Она пошла дальше, не узнав его. Он обрадовался, что она ушла, не будет ходить с чашками взад и вперед и слушать их разговор с отцом.
— Здравствуй, — сказал Володя.
Отец сам ему отворил. Он был в домашней куртке и мягких туфлях. Он похудел.
— Володя! — сказал он. — Заходи. Ну здравствуй.
Поздоровались за руку.
— Давно приехал? Молодец, что зашел.
Последние три слова можно бы и не говорить, верно? Ведь это как-никак сын пришел. Не само ли собой разумеется, что сын правильно сделал, придя к отцу?
Володя повесил на вешалку свой мокрый ватник. Они прошли в кабинет и сели.
— Вырос-то! Взрослый мужчина!.. Как мать?
— Мать жива. Ты получил мои письма?
— Да. Я, как видишь, болею. Сейчас, правда, поправляюсь… Ну как ты и что, расскажи о себе.
И в эту встречу между ними была мучительная неловкость, они не могли через нее перешагнуть. Отец сидел полузакрыв глаза, и Володя не верил, что отцу интересна его жизнь, и слова застревали в горле, как тогда, когда Володя пытался рассказывать о себе посторонним людям. И все еще жило чувство обиды, что отец покинул мать, — хотя они, по всей вероятности, никак не могли ужиться вместе, Володя об этом уже догадался.
— А ты как?
— Я? Ну что ж я… Я пережил здесь блокаду. Ты, конечно, знаешь, слышал, что это такое. Жил в госпитале, сюда почти не заходил, — до сих пор, как видишь… — Отец развел руками, показывая на растрескавшийся темный потолок и рваные обои. Достали стекло для окон — сложнейший разрешили вопрос… Да. Это полезно, что ты поработал на производстве. Я в твои годы тоже работал на производстве: лучшие мои воспоминания… Да. Я не успел послать вызов, я просто не предполагал, видишь ли, что это так экстренно. Я преподаю, видишь ли, — совмещая с госпиталем, так что для личных дел не так много времени, — потом хворал вот, — но я намеревался это сделать, поправившись, и уже предпринял шаги — узнал, как это делается, вызов… Но ты добрался без формальностей, тем лучше. У тебя все в порядке? Никаких хвостов, надеюсь?
— Каких хвостов?
— Неприятностей не нажил? С завода отпустили или удрал?
— Отпустили.
— Все чисто?
— Все чисто.
— Комната цела?.. Тебе, конечно, деньги нужны, — сейчас у меня… Но через пару дней… Какие планы на дальнейшее? В техникум? Или вернешься в школу?

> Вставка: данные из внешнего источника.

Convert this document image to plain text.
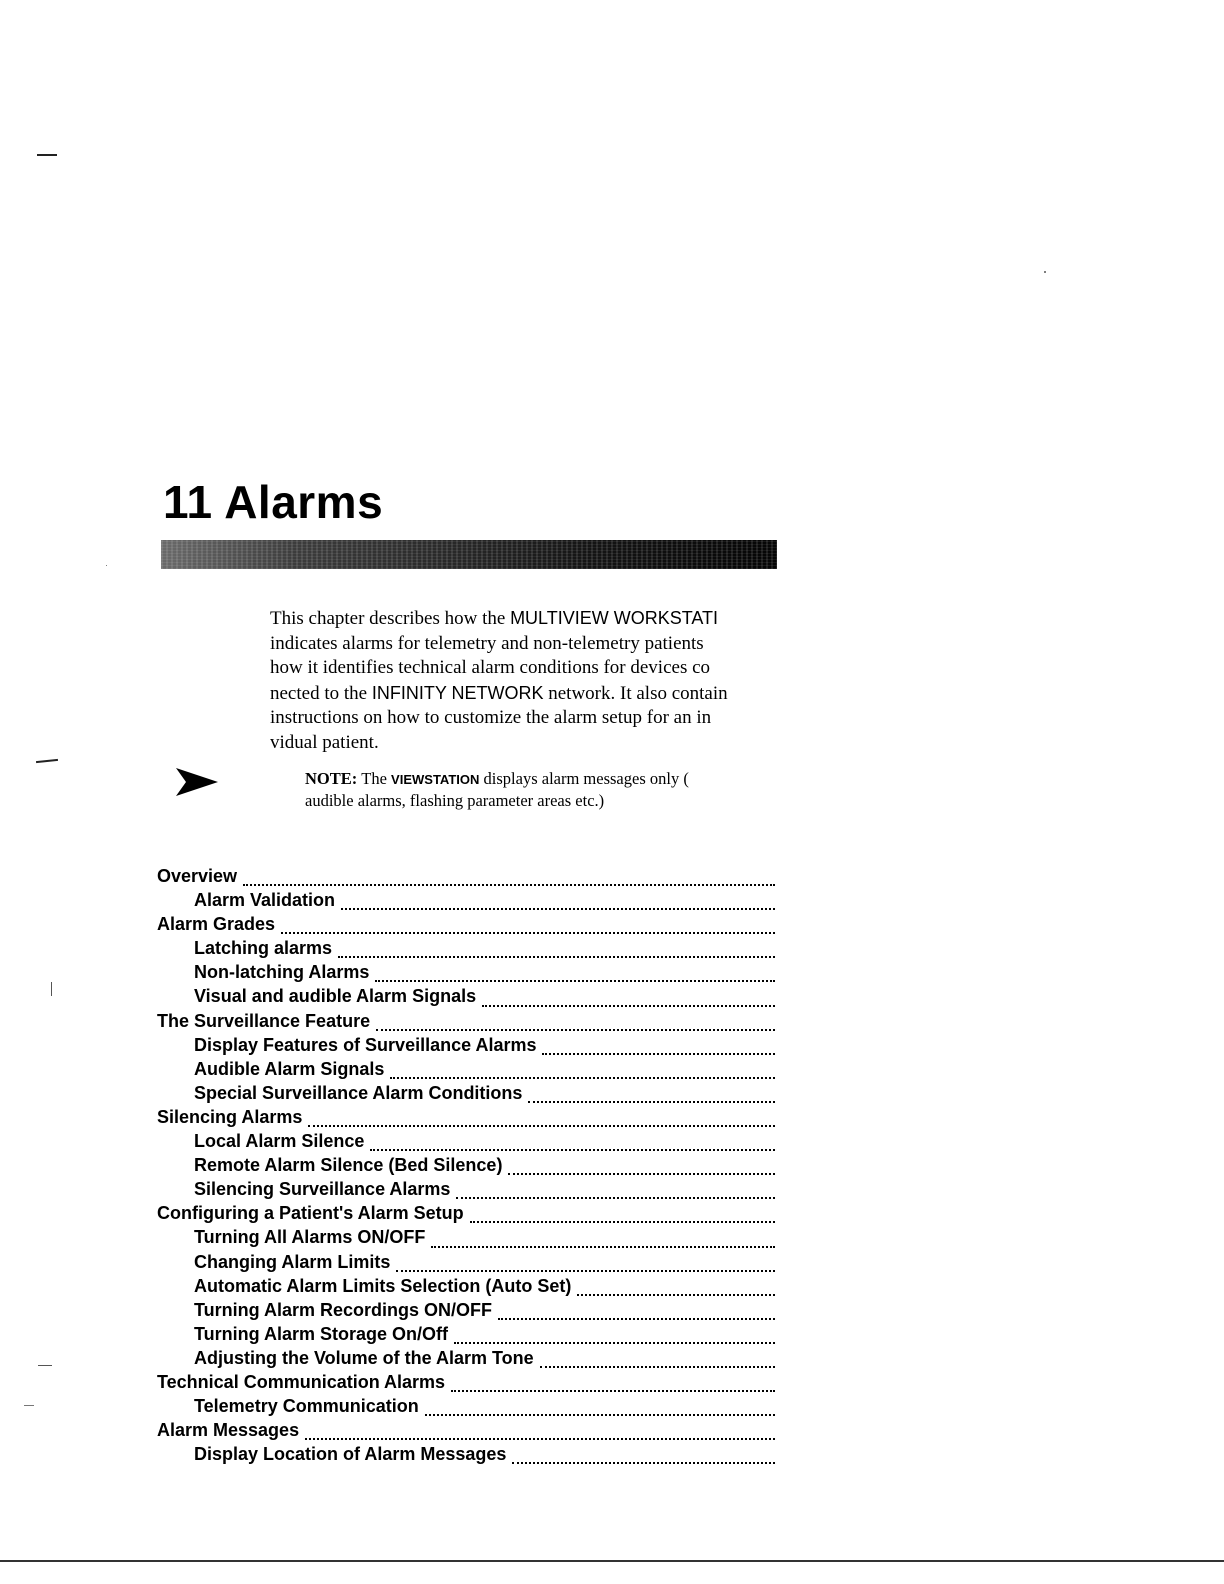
11 Alarms
This chapter describes how the MULTIVIEW WORKSTATI
indicates alarms for telemetry and non-telemetry patients
how it identifies technical alarm conditions for devices co
nected to the INFINITY NETWORK network. It also contain
instructions on how to customize the alarm setup for an in
vidual patient.
NOTE: The VIEWSTATION displays alarm messages only (
audible alarms, flashing parameter areas etc.)
Overview
Alarm Validation
Alarm Grades
Latching alarms
Non-latching Alarms
Visual and audible Alarm Signals
The Surveillance Feature
Display Features of Surveillance Alarms
Audible Alarm Signals
Special Surveillance Alarm Conditions
Silencing Alarms
Local Alarm Silence
Remote Alarm Silence (Bed Silence)
Silencing Surveillance Alarms
Configuring a Patient's Alarm Setup
Turning All Alarms ON/OFF
Changing Alarm Limits
Automatic Alarm Limits Selection (Auto Set)
Turning Alarm Recordings ON/OFF
Turning Alarm Storage On/Off
Adjusting the Volume of the Alarm Tone
Technical Communication Alarms
Telemetry Communication
Alarm Messages
Display Location of Alarm Messages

— В школу — не думаю, — ответил Володя. — Во всяком случае, буду работать. — Облегчением, отрадой было сознавать, что он не зависит от отца, захочет — и денег не возьмет, обойдется, Ромка выручит до первой получки… Нет, деньги надо взять, послать матери. — Тут один парень, он обещает устроить на Кировский завод.